Corker is concerned about Bernanke the man and believes the awesome power of the Fed may have warped his judgment. Plosser believes that the actions of Bernanke are misguided. In the opinion of both men, the facility itself is blameless. The problem is the fallible human at the helm. Here's more from the Bloomberg article on Plosser:
Federal Reserve Bank of Philadelphia President Charles Plosser said new bond buying announced by the Fed this month probably won't boost growth or hiring and may jeopardize the central bank's credibility.
"We are unlikely to see much benefit to growth or to employment from further asset purchases," Plosser said in a speech today at the district bank in Philadelphia. "Conveying the idea that such action will have a substantive impact on labor markets and the speed of the recovery risks the Fed's credibility."
"I opposed the Committee's actions in September because I believe that increasing monetary policy accommodation is neither appropriate nor likely to be effective in the current environment," Plosser said. "Every monetary policy action has costs and benefits, and my assessment is that the potential costs and risks associated with these actions outweigh the potential meager benefits."
The FOMC also said this month it will probably hold the federal funds rate near zero at least through mid-2015. The Fed had forecast since January that rates will stay low at least through late 2014.
By enunciating his concerns, Plosser promotes the idea that central banks are "inflation fighters." We've lost track of the "hawks" who are worried about Fed printing and want money to be scarcer and more valuable. In fact, one of the biggest promotional elements of central banking is that its good, gray men are inflation fighters.
Of course, how can this be when central banks are responsible for printing the money that causes inflation in the first place?
By constantly confronting central bank decisions, those involved in the process make it look fairly clinical. The system itself is never questioned, only outcomes.

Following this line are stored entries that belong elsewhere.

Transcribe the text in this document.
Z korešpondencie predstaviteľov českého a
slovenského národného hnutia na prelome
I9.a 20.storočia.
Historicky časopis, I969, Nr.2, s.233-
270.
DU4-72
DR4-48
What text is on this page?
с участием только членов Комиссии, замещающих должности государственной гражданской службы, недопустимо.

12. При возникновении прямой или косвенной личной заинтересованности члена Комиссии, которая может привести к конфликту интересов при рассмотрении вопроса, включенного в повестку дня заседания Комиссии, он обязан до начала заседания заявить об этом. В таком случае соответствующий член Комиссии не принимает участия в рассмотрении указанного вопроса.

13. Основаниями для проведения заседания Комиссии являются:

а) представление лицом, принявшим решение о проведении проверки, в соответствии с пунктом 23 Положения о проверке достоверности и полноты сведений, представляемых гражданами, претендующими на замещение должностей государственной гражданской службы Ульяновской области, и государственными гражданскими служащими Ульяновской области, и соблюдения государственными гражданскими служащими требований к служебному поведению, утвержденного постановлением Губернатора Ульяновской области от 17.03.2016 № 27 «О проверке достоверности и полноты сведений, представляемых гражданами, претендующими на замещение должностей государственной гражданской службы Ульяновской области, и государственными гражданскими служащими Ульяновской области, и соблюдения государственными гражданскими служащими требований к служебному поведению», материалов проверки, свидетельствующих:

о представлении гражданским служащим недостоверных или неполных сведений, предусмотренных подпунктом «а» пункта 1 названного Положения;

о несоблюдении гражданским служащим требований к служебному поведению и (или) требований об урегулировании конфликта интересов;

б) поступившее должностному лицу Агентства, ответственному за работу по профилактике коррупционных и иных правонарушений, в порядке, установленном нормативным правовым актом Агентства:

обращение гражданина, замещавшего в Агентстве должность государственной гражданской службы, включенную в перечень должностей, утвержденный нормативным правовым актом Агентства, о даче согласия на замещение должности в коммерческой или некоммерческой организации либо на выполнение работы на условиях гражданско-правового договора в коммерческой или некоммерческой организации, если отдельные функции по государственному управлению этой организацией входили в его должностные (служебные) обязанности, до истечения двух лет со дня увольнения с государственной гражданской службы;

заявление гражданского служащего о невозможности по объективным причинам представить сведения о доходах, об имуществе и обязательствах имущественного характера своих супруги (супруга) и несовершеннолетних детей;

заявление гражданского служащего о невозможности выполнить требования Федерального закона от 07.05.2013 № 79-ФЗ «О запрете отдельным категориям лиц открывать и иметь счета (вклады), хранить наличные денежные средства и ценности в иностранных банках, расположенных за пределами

Plosser said in response to audience questions that he's "worried that the actions we are taking to make our balance sheet bigger entail risks and those risks could be quite substantial." The central bank may "be forced into selling assets in the open market" when it needs to reduce stimulus, he said. Policy makers "must be aware of the consequences," from their decisions.
Note how carefully the article refers to Plosser, et al. as "policy makers." It is a clinical phrase and one that appeals to those who want to believe that "monetary policy" is a technocratic venture.
It is not, of course. Wielding the power of trillions, the elites who want to remake the world start wars, create depressions and generally keep people in a state of fear and depression via scarcity memes.
The world is running out of everything and too many people are crammed into a tiny planet. Never mind that the world's population could fit into the tiny state of Connecticut with room to spare. There are too many of "them" ... (us).
The efficacy of fiat-money monoply printing is a foundational dominant social theme of the elite and one that is assiduously cultivated. Those like Plosser and Corker who enunciate its advantages may even believe in the institution and its dynamics. Sincerity surely helps provide credibility.
And such arguments are repeated, broadcast and otherwise disseminated with the idea that it is people that are at fault, not the larger institutions.
The idea of technocracy is unfortunately a beguiling one. Since the Age of Reason, we've been taught that man is fallible but if He erects the proper institutions, we can somehow aspire to perfection.
Nowhere has the technocratic meme been more forcefully applied than to central banking and its acolytes. We shall see as the 21st century unwinds whether this meme proves resistant or begins to crumble under the exposure of the Internet's alternative media.
Conclusion: Our perspective, presented here many times, is that the theme of central banking as a necessary component of modernity is already beginning to unravel. The next great battle may be over what the elites intend to replace it with.